If you want to stop the violence and corruption of the cartels, you’ll have to either change the culture that makes their existence possible, or defeat/imprison/kill them all. I’m not sure which of those would be more difficult.




There are no other criminal enterprises that offer a comparable revenue source. Not one. It's utter nonsense to think that organized crime is just going to switch to avocado extortion and keep bribing their way out of jail.


The Sicilian Mafia has gone mostly “legit,” in the sense that they operate in legal industries, e.g. olive oil. They just use criminal means to extract hugely excessive rents from those industries.


They aren't competitive internationally, though. And can't be unless they're also going to go down to Morocco, fight the Army, invade Tunisia and Algeria, and then force the extraction of high rents.


The amount of violence the Sicilian Mafia inflicts, while staggering, is an order of magnitude or more off from the cartels.


Human trafficking and gun running are the cartel’s other significant sources of revenue. Then there are extortion and protection rackets. You could legalize absolutely everything and you would still have cartels. In Africa they are run by warlords and drug smuggling isn’t a big thing there — anywhere you have poor people and a weak government, you’ll have some form of “cartel.” The product is irrelevant.


You could legalize migration.

In any case, even if legalizing drugs still leaves you with some cartels, you would still have fewer and smaller.


If they could violently monopolize some other industry, why aren't they already doing so?

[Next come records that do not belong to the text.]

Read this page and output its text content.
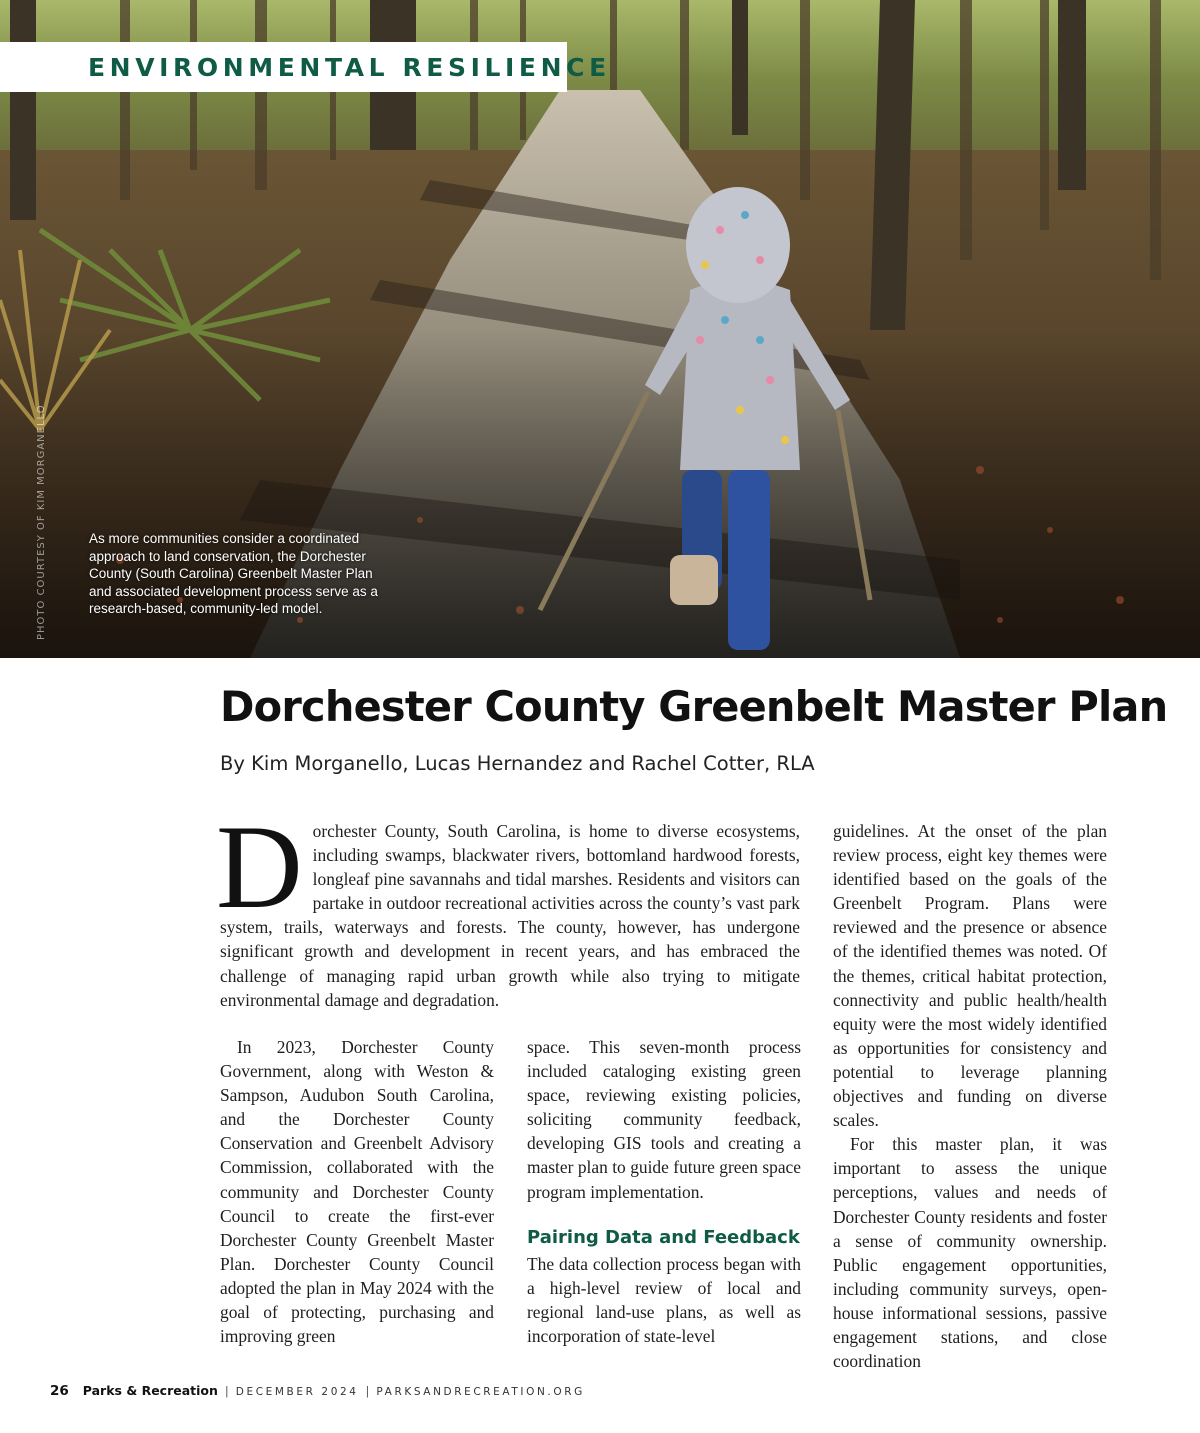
ENVIRONMENTAL RESILIENCE
PHOTO COURTESY OF KIM MORGANELLO	As more communities consider a coordinated approach to land conservation, the Dorchester County (South Carolina) Greenbelt Master Plan and associated development process serve as a research-based, community-led model.
Dorchester County Greenbelt Master Plan
By Kim Morganello, Lucas Hernandez and Rachel Cotter, RLA
Dorchester County, South Carolina, is home to diverse ecosystems, including swamps, blackwater rivers, bottomland hardwood forests, longleaf pine savannahs and tidal marshes. Residents and visitors can partake in outdoor recreational activities across the county’s vast park system, trails, waterways and forests. The county, however, has undergone significant growth and development in recent years, and has embraced the challenge of managing rapid urban growth while also trying to mitigate environmental damage and degradation.

In 2023, Dorchester County Government, along with Weston & Sampson, Audubon South Carolina, and the Dorchester County Conservation and Greenbelt Advisory Commission, collaborated with the community and Dorchester County Council to create the first-ever Dorchester County Greenbelt Master Plan. Dorchester County Council adopted the plan in May 2024 with the goal of protecting, purchasing and improving green

space. This seven-month process included cataloging existing green space, reviewing existing policies, soliciting community feedback, developing GIS tools and creating a master plan to guide future green space program implementation.

Pairing Data and Feedback

The data collection process began with a high-level review of local and regional land-use plans, as well as incorporation of state-level

guidelines. At the onset of the plan review process, eight key themes were identified based on the goals of the Greenbelt Program. Plans were reviewed and the presence or absence of the identified themes was noted. Of the themes, critical habitat protection, connectivity and public health/health equity were the most widely identified as opportunities for consistency and potential to leverage planning objectives and funding on diverse scales.

For this master plan, it was important to assess the unique perceptions, values and needs of Dorchester County residents and foster a sense of community ownership. Public engagement opportunities, including community surveys, open-house informational sessions, passive engagement stations, and close coordination

26 Parks & Recreation | DECEMBER 2024 | PARKSANDRECREATION.ORG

I would assume they are already trying to expand as much as possible. Legalising drugs doesn't look like it would make that expansion easier. If anything, it would become harder, because funding dries up, so investments are harder to make.


If true then what is a workable solution? Does Mexico need UN peacekeepers to reinforce the government's efforts to retake control from cartels and corrupt militaries?

How sustainable is any change if people believe criminals will just regain power once help leaves?


There are no other export businesses that they can monopolize and make nearly the same profit on: if there was, they would have done that already.